Glasfaser für bis zu 20.500 Haushalte im Landkreis Osterholz
Gemeinsam für die Digitalisierung des Landkreises Osterholz: Vertreterinnen und Vertreter des Landkreises Osterholz, des Breitbandzentrum Niedersachsen-Bremen und Deutsche Glasfaser (BZNB)

Die Deutsche Glasfaser beabsichtigt in den kommenden Jahren mit eigenen Investitionsmitteln bis zu 20.500 Adressen im Landkreis Osterholz mit einem schnellen Glasfaseranschluss zu versorgen. Dazu hat sie mit der Stadt und den Gemeinden im Kreisgebiet eine Kooperationsvereinbarung geschlossen. Hierzu informierten am 19. Januar 2023 gemeinsam das Breitbandzentrum Niedersachsen-Bremen, Deutsche Glasfaser, der Landkreis sowie die kreisangehörigen Kommunen im NETZ-Zentrum. Damit könnten rund 50 % aller Haushalte im Kreisgebiet in den kommenden Jahren von zukunftssicheren Internetanschlüssen mit hohen Bandbreiten profitieren.

Nach Abschluss der Kooperationsvereinbarungen wird Deutsche Glasfaser im nächsten Schritt in den geplanten Ausbaugebieten die sogenannte Nachfragebündelung (Vorvermarktungsphase) starten. Dabei müssen sich mindestens 33 % der Anwohner:innen eines Ausbaugebietes bis zu einem Stichtag für einen Vertrag mit dem Netzanbieter entscheiden. Wird diese Quote erreicht, baut Deutsche Glasfaser das Glasfasernetz aus – ohne Ausbaukosten für Kunden und Kommune.

Deutsche Glasfaser erschließt eigenwirtschaftlich Breitbandanschlüsse

„Aktuell sind rund 24.000 Adressen von den etwa 41.000 Adressen im Landkreis Osterholz noch ohne direkte Glasfaserversorgung“, berichtet Peer Beyersdorff, Geschäftsführer des Breitbandzentrums Niedersachsen-Bremen.

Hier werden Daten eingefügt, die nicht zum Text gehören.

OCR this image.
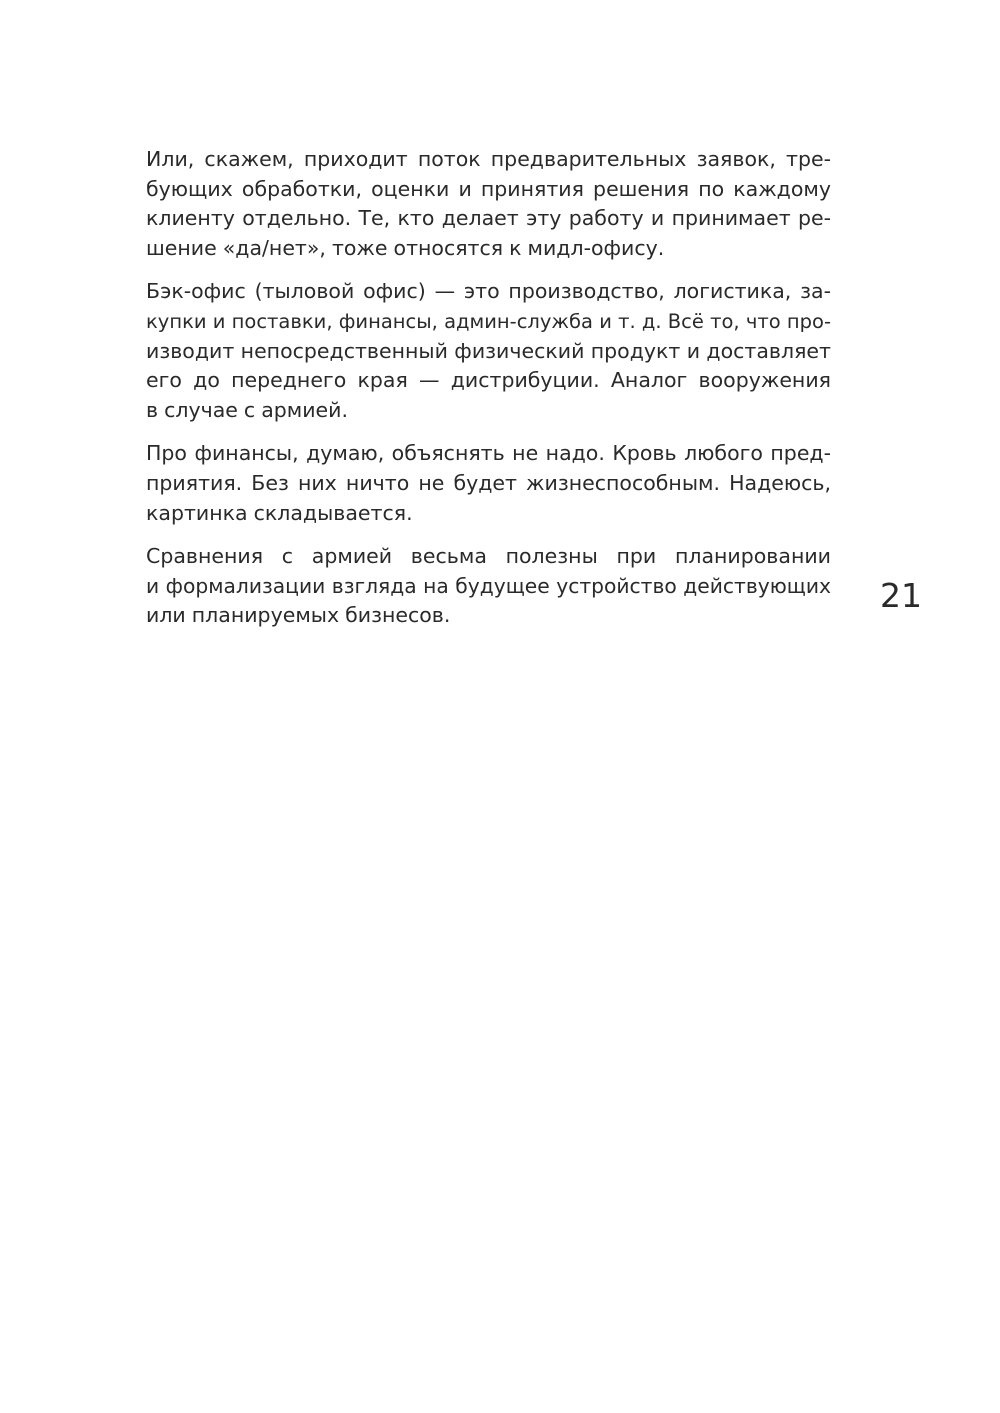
Или, скажем, приходит поток предварительных заявок, тре-
бующих обработки, оценки и принятия решения по каждому
клиенту отдельно. Те, кто делает эту работу и принимает ре-
шение «да/нет», тоже относятся к мидл-офису.

Бэк-офис (тыловой офис) — это производство, логистика, за-
купки и поставки, финансы, админ-служба и т. д. Всё то, что про-
изводит непосредственный физический продукт и доставляет
его до переднего края — дистрибуции. Аналог вооружения
в случае с армией.

Про финансы, думаю, объяснять не надо. Кровь любого пред-
приятия. Без них ничто не будет жизнеспособным. Надеюсь,
картинка складывается.

Сравнения с армией весьма полезны при планировании
и формализации взгляда на будущее устройство действующих
или планируемых бизнесов.

21
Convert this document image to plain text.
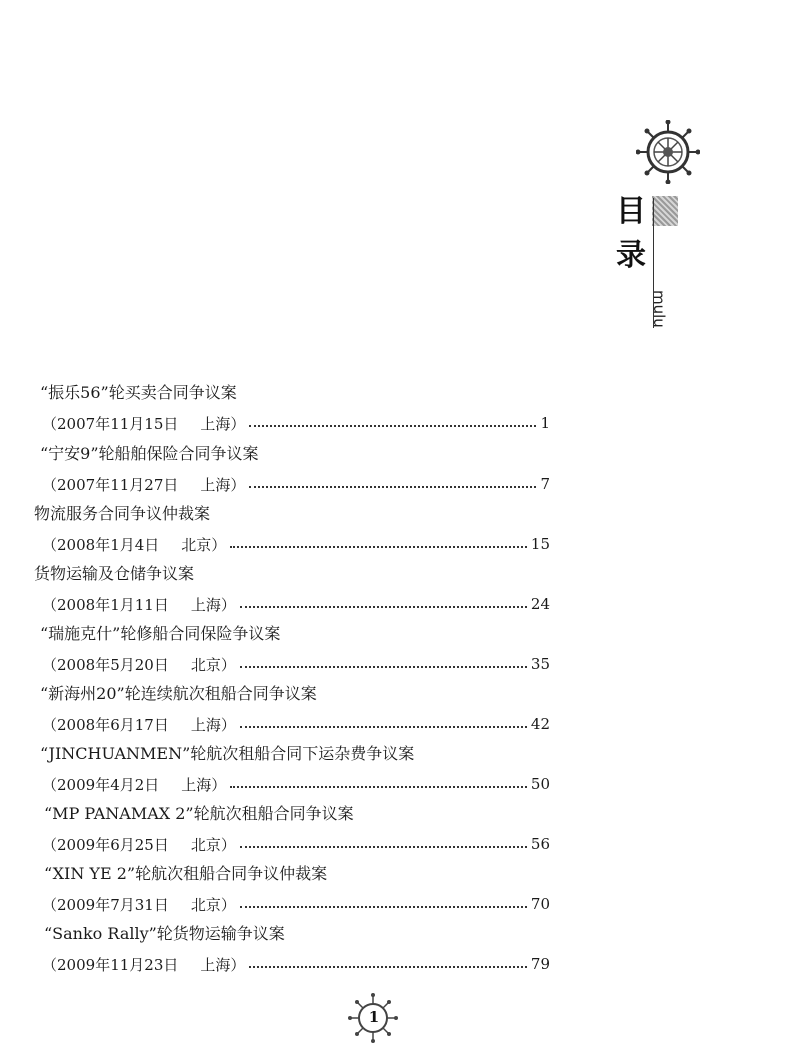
目
录
mulu
“振乐56”轮买卖合同争议案
（ 2007年11月15日 上海 ）	1
“宁安9”轮船舶保险合同争议案
（ 2007年11月27日 上海 ）	7
物流服务合同争议仲裁案
（ 2008年1月4日 北京 ）	15
货物运输及仓储争议案
（ 2008年1月11日 上海 ）	24
“瑞施克什”轮修船合同保险争议案
（ 2008年5月20日 北京 ）	35
“新海州20”轮连续航次租船合同争议案
（ 2008年6月17日 上海 ）	42
“JINCHUANMEN”轮航次租船合同下运杂费争议案
（ 2009年4月2日 上海 ）	50
“MP PANAMAX 2”轮航次租船合同争议案
（ 2009年6月25日 北京 ）	56
“XIN YE 2”轮航次租船合同争议仲裁案
（ 2009年7月31日 北京 ）	70
“Sanko Rally”轮货物运输争议案
（ 2009年11月23日 上海 ）	79
1
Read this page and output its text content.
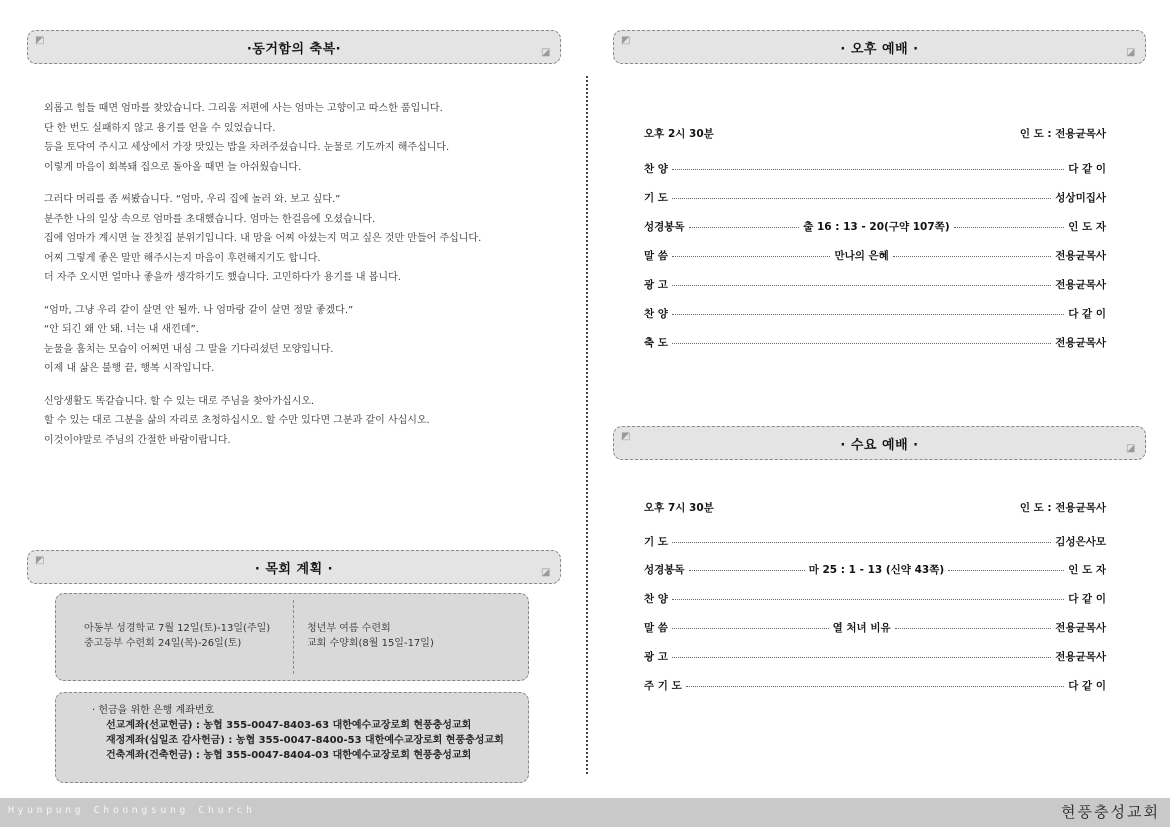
◩
·동거함의 축복·	◪

외롭고 힘들 때면 엄마를 찾았습니다. 그리움 저편에 사는 엄마는 고향이고 따스한 품입니다.
단 한 번도 실패하지 않고 용기를 얻을 수 있었습니다.
등을 토닥여 주시고 세상에서 가장 맛있는 밥을 차려주셨습니다. 눈물로 기도까지 해주십니다.
이렇게 마음이 회복돼 집으로 돌아올 때면 늘 아쉬웠습니다.

그러다 머리를 좀 써봤습니다. “엄마, 우리 집에 놀러 와. 보고 싶다.”
분주한 나의 일상 속으로 엄마를 초대했습니다. 엄마는 한걸음에 오셨습니다.
집에 엄마가 계시면 늘 잔칫집 분위기입니다. 내 맘을 어찌 아셨는지 먹고 싶은 것만 만들어 주십니다.
어찌 그렇게 좋은 말만 해주시는지 마음이 후련해지기도 합니다.
더 자주 오시면 얼마나 좋을까 생각하기도 했습니다. 고민하다가 용기를 내 봅니다.

“엄마, 그냥 우리 같이 살면 안 될까. 나 엄마랑 같이 살면 정말 좋겠다.”
“안 되긴 왜 안 돼. 너는 내 새낀데”.
눈물을 훔치는 모습이 어쩌면 내심 그 말을 기다리셨던 모양입니다.
이제 내 삶은 불행 끝, 행복 시작입니다.

신앙생활도 똑같습니다. 할 수 있는 대로 주님을 찾아가십시오.
할 수 있는 대로 그분을 삶의 자리로 초청하십시오. 할 수만 있다면 그분과 같이 사십시오.
이것이야말로 주님의 간절한 바람이랍니다.

◩
· 목회 계획 ·	◪
아동부 성경학교 7월 12일(토)-13일(주일)
중고등부 수련회 24일(목)-26일(토)
청년부 여름 수련회
교회 수양회(8월 15일-17일)
· 헌금을 위한 은행 계좌번호
선교계좌(선교헌금) : 농협 355-0047-8403-63 대한예수교장로회 현풍충성교회
재정계좌(십일조 감사헌금) : 농협 355-0047-8400-53 대한예수교장로회 현풍충성교회
건축계좌(건축헌금) : 농협 355-0047-8404-03 대한예수교장로회 현풍충성교회
◩
· 오후 예배 ·	◪
오후 2시 30분	인 도 : 전용균목사
찬 양	다 같 이
기 도	성상미집사
성경봉독	출 16 : 13 - 20(구약 107쪽)	인 도 자
말 씀	만나의 은혜	전용균목사
광 고	전용균목사
찬 양	다 같 이
축 도	전용균목사
◩
· 수요 예배 ·	◪
오후 7시 30분	인 도 : 전용균목사
기 도	김성은사모
성경봉독	마 25 : 1 - 13 (신약 43쪽)	인 도 자
찬 양	다 같 이
말 씀	열 처녀 비유	전용균목사
광 고	전용균목사
주 기 도	다 같 이
Hyunpung Choongsung Church	현풍충성교회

Deutsche Glasfaser ist mit dem Wunsch auf den Landkreis bzw. dem Breitbandzentrum Niedersachsen-Bremen zugegangen, die Restflächen des Landkreises möglichst flächendeckend eigenwirtschaftlich mit Glasfaser zu versorgen. Eigenwirtschaftlich bedeutet, dass die Kosten für die Herstellung der Glasfaseranschlüsse ausschließlich bei dem Telekommunikationsunternehmen liegen. „So wie es am Markt normalerweise üblich ist“, berichtet Beyersdorff weiter.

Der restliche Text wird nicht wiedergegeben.